Un instant plus tard, l’ordre fut donné à la parade de quitter la cour de l’École. Le claquement des bottes semblait secouer le sol. On sonna le clairon. On fit rouler le tambour. Au moment où la clique entamait « Sambre-et-Meuse », il se mit à neiger. J’éprouvai un immense soulagement. Je crois qu’il en allait de même pour nous tous. Spontanément, nous nous tournâmes les uns vers les autres et nous serrâmes la main. C’était comme si un corps sain venait d’éliminer quelque chose de néfaste et de pestilentiel, et que la vie pouvait enfin reprendre.
Je termine mon rapport. Le silence tombe sur la salle du ministère, troublé par le seul crépitement du feu.
— Le seul regret, déclare enfin Mercier, est que le traître continue de vivre. Et je dis cela davantage pour lui que pour qui que ce soit d’autre. Quelle sorte d’existence lui reste-t-il ? Il aurait été plus clément de l’abattre. C’est pour cela que je voulais que la Chambre restaure la peine de mort pour le crime de trahison.
— Vous avez fait de votre mieux, monsieur le ministre, assure Boisdeffre sur un ton patelin.
Mercier se lève dans un craquement de genoux. Il se dirige vers un grand globe terrestre sur pied, installé près de son bureau, et me fait signe de le rejoindre. Il chausse une paire de lunettes et, tel un dieu myope, scrute la Terre.
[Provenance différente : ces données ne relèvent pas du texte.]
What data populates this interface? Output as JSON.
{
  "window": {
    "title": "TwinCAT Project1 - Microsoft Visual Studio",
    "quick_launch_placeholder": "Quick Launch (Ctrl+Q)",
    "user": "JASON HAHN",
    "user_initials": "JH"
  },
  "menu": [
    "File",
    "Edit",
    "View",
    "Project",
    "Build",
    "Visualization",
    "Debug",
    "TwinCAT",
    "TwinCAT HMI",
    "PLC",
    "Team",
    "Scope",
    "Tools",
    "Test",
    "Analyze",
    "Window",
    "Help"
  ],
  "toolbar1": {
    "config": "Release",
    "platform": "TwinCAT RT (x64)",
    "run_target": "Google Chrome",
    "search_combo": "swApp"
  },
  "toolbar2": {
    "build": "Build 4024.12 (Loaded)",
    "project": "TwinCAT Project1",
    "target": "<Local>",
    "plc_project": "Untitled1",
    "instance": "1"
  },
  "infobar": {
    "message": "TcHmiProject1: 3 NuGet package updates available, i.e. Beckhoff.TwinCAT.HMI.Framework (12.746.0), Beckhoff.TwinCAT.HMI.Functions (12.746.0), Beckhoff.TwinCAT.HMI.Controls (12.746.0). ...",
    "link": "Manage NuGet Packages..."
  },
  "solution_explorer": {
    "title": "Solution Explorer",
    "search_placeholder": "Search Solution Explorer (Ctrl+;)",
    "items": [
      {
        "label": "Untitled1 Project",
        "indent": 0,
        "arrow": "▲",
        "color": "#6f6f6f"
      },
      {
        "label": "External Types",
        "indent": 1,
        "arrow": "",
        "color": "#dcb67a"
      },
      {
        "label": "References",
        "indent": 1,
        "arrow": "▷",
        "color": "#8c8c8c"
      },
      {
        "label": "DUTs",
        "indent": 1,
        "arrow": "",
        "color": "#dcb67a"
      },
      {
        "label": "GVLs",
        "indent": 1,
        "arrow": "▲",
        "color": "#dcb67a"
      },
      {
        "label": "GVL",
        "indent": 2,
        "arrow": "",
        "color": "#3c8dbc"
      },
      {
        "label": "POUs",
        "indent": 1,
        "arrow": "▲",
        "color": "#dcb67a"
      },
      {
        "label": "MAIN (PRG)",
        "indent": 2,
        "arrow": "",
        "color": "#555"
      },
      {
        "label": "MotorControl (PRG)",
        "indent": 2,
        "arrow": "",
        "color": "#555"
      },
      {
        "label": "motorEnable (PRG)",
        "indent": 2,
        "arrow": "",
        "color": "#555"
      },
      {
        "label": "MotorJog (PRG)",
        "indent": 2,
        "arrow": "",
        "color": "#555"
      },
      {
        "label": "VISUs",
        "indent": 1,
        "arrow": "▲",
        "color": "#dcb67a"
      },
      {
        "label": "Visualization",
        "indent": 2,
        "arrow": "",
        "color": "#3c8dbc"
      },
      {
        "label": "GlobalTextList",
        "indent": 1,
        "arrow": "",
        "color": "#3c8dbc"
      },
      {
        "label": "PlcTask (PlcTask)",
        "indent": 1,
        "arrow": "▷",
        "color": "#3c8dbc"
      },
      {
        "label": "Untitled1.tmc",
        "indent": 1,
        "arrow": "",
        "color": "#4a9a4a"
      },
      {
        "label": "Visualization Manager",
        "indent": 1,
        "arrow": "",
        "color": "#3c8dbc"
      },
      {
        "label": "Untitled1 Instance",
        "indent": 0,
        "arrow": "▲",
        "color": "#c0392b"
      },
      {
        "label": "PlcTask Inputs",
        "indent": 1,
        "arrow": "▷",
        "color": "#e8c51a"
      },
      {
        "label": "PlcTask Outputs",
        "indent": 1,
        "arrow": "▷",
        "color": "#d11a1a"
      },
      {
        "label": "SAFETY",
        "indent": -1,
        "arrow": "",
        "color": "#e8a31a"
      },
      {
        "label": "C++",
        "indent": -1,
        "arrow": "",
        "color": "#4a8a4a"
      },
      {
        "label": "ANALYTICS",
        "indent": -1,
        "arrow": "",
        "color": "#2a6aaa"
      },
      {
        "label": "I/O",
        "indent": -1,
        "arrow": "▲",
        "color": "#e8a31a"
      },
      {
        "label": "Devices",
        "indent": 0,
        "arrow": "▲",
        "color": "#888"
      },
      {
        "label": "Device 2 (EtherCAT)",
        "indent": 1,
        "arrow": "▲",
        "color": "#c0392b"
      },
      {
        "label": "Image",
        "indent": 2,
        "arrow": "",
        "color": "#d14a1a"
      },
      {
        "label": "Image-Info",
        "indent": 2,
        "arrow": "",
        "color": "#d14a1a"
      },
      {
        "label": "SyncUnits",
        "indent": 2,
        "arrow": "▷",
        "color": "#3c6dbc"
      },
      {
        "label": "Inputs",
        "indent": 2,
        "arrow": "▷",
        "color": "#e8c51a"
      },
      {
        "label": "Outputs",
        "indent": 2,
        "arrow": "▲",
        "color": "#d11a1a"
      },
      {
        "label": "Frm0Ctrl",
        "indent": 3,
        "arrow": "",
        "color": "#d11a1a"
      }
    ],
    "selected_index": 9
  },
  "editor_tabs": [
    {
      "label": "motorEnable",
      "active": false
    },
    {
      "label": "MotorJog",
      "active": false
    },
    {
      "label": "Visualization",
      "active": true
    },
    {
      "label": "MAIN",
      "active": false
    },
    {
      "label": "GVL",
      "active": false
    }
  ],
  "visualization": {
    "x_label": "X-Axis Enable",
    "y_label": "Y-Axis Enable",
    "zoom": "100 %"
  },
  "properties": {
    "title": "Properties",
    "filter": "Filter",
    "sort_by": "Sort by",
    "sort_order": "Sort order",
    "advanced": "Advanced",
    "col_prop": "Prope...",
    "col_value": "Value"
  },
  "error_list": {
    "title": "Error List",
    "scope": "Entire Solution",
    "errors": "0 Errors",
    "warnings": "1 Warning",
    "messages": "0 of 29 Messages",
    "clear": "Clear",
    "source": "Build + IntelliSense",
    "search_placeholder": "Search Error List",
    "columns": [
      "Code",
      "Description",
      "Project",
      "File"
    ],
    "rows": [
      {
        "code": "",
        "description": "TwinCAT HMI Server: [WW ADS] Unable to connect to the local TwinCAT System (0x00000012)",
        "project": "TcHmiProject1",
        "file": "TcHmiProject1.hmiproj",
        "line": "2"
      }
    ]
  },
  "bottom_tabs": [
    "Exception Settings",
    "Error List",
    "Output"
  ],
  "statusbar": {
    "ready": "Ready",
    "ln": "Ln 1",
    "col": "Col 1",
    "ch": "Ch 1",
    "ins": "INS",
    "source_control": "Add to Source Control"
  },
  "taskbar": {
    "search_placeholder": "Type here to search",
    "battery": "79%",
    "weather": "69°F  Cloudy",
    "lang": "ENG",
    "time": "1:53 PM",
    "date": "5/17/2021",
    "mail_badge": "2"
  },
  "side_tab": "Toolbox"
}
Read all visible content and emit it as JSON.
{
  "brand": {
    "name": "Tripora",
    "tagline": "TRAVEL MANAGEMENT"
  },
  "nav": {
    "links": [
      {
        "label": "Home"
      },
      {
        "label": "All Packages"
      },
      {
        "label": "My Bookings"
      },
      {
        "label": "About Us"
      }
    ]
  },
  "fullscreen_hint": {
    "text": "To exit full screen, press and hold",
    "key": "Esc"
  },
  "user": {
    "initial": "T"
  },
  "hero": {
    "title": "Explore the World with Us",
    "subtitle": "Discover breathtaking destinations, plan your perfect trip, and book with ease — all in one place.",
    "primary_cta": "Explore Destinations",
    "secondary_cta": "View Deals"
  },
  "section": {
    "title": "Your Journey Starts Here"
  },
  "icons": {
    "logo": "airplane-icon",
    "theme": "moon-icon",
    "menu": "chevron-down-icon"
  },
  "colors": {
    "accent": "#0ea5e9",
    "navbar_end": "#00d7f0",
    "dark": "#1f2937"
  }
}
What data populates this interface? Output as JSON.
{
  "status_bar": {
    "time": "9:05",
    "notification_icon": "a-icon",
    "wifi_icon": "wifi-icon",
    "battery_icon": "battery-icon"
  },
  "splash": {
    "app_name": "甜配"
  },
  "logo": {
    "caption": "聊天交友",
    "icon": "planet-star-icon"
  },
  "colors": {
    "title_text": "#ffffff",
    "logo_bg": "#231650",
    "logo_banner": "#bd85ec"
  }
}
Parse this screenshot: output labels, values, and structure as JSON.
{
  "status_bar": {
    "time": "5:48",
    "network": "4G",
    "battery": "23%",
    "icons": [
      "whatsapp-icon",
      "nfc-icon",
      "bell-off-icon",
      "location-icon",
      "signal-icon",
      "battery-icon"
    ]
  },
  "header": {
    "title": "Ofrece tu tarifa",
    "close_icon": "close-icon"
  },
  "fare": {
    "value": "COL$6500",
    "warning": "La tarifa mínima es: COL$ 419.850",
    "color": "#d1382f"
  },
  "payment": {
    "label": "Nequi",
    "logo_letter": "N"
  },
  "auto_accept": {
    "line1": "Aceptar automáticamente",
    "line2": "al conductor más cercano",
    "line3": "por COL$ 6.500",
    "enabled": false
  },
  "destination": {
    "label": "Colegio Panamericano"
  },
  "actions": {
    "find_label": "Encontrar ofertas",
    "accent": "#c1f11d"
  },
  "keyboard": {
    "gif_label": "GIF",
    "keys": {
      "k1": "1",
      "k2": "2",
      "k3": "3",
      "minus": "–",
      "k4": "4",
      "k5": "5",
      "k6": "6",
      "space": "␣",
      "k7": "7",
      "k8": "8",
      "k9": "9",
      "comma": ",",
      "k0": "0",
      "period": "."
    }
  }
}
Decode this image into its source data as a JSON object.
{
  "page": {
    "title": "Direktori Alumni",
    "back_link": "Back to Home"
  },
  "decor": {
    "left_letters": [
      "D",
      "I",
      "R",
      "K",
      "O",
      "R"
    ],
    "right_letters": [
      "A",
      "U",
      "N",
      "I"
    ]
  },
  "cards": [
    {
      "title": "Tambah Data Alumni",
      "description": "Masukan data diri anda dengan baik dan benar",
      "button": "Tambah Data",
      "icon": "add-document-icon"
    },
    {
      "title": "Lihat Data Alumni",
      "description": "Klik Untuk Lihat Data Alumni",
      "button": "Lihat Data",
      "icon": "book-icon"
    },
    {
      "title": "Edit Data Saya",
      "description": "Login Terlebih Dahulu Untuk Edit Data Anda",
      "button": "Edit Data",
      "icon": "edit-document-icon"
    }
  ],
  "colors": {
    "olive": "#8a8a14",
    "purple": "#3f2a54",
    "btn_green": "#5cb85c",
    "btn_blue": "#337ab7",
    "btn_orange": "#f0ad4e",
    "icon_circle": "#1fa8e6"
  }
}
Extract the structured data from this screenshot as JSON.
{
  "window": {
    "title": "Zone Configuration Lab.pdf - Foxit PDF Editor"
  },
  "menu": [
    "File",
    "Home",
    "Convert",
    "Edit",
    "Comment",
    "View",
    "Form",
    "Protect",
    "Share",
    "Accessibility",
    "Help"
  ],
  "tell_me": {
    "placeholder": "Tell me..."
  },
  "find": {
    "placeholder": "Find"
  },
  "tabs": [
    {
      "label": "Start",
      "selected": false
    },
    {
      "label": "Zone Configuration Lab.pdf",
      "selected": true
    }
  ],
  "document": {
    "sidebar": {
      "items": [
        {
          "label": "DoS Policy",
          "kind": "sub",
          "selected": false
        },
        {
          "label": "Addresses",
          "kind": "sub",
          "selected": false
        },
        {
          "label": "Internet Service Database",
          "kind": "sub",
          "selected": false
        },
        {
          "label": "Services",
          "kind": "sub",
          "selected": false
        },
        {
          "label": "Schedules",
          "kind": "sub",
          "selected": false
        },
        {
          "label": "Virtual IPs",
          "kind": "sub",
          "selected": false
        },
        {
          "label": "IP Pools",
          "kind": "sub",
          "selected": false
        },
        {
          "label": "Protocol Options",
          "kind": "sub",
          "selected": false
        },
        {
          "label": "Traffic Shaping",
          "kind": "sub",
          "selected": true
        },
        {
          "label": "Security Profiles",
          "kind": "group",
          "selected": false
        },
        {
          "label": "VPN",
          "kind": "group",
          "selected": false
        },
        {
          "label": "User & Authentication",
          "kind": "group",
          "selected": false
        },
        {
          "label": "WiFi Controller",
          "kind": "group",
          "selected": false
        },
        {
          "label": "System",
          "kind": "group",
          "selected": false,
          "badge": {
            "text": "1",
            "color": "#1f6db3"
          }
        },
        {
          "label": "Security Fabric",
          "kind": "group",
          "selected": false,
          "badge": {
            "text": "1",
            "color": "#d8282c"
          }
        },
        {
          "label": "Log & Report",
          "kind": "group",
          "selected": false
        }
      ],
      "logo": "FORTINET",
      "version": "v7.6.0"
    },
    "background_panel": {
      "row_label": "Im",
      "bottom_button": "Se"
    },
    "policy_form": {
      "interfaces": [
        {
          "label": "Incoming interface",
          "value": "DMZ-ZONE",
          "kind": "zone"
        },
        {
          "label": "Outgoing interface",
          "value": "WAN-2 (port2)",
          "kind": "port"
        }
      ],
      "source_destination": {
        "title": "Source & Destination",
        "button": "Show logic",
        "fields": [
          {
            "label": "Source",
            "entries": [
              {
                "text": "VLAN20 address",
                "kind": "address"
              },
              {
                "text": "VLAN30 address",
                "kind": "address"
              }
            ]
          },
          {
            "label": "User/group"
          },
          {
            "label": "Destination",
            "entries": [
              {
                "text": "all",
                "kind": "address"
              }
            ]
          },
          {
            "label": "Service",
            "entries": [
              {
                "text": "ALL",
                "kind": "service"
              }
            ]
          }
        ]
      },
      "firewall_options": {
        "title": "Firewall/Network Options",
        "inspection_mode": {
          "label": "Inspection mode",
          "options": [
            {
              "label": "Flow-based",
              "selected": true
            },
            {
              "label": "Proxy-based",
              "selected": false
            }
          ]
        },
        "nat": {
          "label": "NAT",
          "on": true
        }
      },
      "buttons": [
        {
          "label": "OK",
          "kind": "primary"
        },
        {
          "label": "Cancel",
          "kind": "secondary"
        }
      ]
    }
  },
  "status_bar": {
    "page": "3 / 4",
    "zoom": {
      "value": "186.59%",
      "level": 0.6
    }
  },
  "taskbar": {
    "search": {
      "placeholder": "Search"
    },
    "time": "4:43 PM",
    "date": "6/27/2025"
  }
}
— Je dois l’envoyer quelque part où il lui sera impossible de parler à quiconque. Je ne veux pas risquer qu’il transmette d’autres messages de trahison. Et, ce qui est tout aussi important, je ne veux pas qu’on puisse communiquer avec lui.
Le ministre pose une main étonnamment délicate sur l’hémisphère Nord et fait tourner doucement le globe. L’Atlantique défile. Mercier immobilise la sphère et désigne un point sur la côte sud-américaine, à sept mille kilomètres de Paris. Puis il me regarde et hausse un sourcil, m’invitant à deviner.